5. Communicate with patients directly and regularly

Keep in regular and direct communication with patients throughout the trial. Our personalised patient liaison services ensure patients keep in constant contact with our team of research nurses through our app, via phone or email. We also liaise with The Patients Association in order to create the most patient-centric experience we can. Putting patients in touch with advocacy groups and forums can also help them feel understood, less isolated, and can help assuage any worries. We’re proud to facilitate important conversations with patients, families, healthcare professionals, and patient associations.

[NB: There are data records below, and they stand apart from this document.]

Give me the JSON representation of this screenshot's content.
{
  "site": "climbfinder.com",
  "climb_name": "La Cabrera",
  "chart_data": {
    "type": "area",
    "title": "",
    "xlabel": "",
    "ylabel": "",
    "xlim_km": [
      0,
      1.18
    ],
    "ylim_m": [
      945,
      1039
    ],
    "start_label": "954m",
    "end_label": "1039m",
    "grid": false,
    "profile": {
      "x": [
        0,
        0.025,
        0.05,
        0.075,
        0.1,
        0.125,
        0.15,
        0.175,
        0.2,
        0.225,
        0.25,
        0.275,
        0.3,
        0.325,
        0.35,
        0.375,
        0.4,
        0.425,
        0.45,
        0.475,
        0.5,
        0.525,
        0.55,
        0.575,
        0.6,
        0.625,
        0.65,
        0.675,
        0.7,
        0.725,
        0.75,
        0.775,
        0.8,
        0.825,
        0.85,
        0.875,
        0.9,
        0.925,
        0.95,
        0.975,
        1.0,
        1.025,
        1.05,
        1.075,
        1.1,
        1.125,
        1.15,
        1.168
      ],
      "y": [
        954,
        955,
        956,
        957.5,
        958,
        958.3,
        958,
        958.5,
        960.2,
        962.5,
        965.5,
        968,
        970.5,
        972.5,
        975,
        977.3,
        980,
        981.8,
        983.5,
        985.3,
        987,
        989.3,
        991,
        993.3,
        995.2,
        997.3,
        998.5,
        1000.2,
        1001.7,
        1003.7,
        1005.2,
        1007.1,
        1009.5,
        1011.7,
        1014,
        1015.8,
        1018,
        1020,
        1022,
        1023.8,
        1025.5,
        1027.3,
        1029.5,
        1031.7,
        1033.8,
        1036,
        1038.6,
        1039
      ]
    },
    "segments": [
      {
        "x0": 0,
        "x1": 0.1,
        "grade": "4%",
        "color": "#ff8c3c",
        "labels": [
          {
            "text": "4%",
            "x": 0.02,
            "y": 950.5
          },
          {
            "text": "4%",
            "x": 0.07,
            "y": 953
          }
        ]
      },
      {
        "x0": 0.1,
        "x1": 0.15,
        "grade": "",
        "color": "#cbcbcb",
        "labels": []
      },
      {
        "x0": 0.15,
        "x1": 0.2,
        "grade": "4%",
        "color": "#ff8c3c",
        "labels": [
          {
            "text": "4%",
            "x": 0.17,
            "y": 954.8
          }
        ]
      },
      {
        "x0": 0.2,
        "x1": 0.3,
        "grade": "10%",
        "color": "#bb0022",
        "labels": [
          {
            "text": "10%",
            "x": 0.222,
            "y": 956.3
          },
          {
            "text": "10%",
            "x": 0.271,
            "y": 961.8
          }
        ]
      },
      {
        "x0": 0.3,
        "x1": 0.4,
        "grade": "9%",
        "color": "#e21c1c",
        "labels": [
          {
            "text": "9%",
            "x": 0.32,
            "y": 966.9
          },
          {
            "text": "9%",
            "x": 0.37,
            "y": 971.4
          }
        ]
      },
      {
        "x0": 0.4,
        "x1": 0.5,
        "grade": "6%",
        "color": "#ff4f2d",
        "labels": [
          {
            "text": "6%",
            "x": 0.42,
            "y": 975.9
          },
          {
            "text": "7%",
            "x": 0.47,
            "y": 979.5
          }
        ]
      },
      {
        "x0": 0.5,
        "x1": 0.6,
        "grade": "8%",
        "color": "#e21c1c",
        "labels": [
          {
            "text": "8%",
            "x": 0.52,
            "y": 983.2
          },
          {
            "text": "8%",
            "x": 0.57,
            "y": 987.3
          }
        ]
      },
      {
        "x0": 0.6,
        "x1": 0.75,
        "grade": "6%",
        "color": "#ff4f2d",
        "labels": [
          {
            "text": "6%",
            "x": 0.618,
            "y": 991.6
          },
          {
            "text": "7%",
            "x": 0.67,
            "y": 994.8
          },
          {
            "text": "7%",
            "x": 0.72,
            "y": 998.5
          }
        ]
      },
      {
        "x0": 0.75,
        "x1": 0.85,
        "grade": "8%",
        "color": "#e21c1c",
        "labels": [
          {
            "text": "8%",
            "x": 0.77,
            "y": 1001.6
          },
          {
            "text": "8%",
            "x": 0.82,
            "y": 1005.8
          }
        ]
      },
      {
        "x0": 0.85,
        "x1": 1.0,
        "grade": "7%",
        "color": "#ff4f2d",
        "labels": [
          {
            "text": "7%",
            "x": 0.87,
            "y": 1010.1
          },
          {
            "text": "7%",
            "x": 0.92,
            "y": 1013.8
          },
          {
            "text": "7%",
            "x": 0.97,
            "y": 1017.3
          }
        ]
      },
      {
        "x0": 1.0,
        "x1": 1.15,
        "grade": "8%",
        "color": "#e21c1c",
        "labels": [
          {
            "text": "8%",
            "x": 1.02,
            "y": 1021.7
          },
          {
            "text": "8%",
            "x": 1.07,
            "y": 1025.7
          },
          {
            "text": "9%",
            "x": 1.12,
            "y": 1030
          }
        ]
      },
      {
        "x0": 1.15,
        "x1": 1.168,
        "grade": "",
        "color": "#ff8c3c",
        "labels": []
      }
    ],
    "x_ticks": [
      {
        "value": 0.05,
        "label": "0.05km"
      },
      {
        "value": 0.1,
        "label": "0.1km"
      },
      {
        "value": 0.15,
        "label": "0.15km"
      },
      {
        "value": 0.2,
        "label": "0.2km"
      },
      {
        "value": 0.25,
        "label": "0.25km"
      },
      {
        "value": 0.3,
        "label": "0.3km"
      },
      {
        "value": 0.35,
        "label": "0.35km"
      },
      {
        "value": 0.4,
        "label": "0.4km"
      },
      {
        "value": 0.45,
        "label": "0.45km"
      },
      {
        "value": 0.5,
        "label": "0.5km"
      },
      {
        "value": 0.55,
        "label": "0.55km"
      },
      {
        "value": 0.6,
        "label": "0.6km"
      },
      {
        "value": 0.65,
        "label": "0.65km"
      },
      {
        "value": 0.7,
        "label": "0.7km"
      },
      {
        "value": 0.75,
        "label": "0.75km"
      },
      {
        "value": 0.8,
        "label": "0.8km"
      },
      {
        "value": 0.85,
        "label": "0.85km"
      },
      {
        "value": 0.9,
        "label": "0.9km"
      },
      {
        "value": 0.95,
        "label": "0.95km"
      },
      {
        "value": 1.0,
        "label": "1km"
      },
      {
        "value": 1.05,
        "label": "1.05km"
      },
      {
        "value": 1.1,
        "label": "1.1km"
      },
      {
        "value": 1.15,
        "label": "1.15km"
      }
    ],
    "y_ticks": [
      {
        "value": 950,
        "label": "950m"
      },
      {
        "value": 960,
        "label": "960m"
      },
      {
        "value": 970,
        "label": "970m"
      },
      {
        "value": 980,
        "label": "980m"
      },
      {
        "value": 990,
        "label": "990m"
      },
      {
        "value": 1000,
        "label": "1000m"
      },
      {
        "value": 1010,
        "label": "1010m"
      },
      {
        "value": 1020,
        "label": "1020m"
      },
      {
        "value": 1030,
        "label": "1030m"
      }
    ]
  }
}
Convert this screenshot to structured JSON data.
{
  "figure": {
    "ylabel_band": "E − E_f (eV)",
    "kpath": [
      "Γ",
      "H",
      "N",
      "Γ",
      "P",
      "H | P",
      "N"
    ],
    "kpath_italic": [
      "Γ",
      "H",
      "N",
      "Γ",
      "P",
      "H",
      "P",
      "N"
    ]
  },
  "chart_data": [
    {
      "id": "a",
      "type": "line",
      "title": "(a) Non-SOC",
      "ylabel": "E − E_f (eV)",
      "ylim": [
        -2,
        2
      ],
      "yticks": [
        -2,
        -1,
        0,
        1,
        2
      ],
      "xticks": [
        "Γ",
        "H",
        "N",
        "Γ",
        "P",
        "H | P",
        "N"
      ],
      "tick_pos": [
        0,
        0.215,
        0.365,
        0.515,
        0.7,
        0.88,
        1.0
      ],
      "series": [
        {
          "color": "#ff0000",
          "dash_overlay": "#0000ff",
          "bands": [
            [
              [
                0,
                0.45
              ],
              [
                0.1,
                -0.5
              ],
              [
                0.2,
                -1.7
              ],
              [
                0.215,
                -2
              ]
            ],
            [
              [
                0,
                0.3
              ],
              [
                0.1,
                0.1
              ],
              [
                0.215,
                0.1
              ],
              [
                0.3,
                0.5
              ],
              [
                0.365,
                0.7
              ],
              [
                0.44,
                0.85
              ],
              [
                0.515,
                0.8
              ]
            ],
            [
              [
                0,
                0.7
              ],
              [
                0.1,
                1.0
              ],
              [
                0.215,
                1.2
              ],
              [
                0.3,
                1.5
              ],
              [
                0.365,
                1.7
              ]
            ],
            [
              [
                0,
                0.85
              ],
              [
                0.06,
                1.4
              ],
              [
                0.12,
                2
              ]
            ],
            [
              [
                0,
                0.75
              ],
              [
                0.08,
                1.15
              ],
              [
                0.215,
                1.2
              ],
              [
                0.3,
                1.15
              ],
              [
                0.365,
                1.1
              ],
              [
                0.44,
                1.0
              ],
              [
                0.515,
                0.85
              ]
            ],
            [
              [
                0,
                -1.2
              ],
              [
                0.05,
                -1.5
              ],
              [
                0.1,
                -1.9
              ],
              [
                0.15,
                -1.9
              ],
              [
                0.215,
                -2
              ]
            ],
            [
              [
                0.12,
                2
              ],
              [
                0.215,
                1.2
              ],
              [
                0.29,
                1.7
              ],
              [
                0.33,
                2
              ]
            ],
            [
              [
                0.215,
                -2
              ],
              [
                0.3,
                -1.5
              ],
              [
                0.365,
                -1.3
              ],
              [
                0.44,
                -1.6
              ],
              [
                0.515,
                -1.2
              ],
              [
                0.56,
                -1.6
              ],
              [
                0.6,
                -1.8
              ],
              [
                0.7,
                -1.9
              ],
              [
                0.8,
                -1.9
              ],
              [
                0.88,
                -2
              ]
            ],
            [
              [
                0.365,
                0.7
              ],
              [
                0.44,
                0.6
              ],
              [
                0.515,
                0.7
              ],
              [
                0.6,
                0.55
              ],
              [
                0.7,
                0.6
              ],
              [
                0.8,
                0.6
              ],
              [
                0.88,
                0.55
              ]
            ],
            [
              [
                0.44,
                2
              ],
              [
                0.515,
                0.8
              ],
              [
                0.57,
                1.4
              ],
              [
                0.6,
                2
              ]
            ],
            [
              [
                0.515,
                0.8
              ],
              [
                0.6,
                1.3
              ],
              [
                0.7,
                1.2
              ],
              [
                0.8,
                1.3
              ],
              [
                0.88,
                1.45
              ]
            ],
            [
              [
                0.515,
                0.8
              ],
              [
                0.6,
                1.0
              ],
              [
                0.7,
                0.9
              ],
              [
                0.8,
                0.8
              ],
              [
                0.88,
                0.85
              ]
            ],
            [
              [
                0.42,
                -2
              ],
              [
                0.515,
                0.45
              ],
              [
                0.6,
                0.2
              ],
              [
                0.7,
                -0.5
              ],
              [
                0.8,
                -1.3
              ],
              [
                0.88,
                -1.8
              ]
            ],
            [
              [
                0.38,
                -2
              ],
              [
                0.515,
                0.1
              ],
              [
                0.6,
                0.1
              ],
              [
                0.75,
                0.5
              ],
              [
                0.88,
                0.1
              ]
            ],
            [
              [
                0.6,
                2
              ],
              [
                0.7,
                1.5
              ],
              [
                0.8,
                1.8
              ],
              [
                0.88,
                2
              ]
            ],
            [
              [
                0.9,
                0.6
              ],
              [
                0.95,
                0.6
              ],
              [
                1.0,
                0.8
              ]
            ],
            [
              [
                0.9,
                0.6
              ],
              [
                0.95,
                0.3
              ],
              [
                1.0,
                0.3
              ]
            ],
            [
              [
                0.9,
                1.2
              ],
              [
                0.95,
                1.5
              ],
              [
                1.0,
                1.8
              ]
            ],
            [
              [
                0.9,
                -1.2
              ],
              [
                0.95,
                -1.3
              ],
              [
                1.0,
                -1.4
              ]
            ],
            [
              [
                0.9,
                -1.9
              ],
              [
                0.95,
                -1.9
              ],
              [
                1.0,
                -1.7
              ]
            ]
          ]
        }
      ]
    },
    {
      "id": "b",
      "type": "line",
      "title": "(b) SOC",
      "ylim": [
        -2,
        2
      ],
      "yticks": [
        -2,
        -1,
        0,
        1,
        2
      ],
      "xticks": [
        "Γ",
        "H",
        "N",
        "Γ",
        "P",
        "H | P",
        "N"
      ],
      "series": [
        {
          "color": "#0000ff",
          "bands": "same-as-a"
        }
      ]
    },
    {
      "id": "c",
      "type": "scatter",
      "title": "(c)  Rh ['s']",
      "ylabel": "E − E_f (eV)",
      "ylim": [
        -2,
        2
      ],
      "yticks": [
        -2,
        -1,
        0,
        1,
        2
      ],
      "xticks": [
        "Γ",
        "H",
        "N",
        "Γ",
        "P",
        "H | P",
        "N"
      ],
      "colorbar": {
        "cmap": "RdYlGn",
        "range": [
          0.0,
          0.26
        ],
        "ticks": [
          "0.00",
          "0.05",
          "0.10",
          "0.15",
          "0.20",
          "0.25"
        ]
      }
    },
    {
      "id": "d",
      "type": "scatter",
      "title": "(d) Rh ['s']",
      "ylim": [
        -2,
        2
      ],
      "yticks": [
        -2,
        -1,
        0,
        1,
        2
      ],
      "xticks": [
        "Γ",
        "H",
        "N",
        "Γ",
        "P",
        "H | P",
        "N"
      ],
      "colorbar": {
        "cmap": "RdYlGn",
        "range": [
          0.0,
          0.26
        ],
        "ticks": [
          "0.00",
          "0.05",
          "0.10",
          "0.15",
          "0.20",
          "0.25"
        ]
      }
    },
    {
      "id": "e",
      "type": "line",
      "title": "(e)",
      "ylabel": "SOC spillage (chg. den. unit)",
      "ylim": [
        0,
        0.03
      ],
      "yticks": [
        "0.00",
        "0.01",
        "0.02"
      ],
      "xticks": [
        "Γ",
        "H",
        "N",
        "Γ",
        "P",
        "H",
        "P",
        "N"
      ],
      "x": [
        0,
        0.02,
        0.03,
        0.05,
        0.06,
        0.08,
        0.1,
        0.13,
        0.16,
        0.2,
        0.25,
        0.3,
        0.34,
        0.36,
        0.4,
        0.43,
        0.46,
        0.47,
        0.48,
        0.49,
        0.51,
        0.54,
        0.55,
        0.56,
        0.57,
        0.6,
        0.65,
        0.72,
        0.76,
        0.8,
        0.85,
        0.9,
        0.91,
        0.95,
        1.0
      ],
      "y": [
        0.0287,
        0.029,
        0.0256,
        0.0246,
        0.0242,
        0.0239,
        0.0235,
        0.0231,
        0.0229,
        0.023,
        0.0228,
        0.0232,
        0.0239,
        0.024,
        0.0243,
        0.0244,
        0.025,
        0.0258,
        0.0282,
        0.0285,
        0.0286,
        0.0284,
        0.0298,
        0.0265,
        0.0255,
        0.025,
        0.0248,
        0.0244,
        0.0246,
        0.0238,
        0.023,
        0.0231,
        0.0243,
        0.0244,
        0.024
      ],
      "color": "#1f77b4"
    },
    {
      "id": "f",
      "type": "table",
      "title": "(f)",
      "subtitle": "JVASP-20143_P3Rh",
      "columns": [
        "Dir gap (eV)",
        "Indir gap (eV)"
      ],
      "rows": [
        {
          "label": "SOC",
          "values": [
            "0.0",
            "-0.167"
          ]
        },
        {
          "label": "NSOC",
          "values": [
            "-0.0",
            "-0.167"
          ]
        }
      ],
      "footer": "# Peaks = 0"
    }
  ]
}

6. Support patients’ families

It’s not only patients who are impacted by participating in clinical trials, often their families need support too. We offer bespoke support for families so they can attend clinical visits and spend time together over longer periods of time. Home nurse visits can also be arranged to suit the patients’ needs, wherever possible – keeping patients in their homes and with their loved ones. 

In Summary

If drug developers wish to stay ahead of the curve and get their products to market, they need to put patients first in order to reduce clinical trial dropouts. The clinical trials of the future will either be patient-centric, or they will not deliver at all. 

True patient-centricity greatly improves patient retention and makes the process of clinical product development more efficient, more meaningful and valuable to patients, as well as more sustainable in the long term.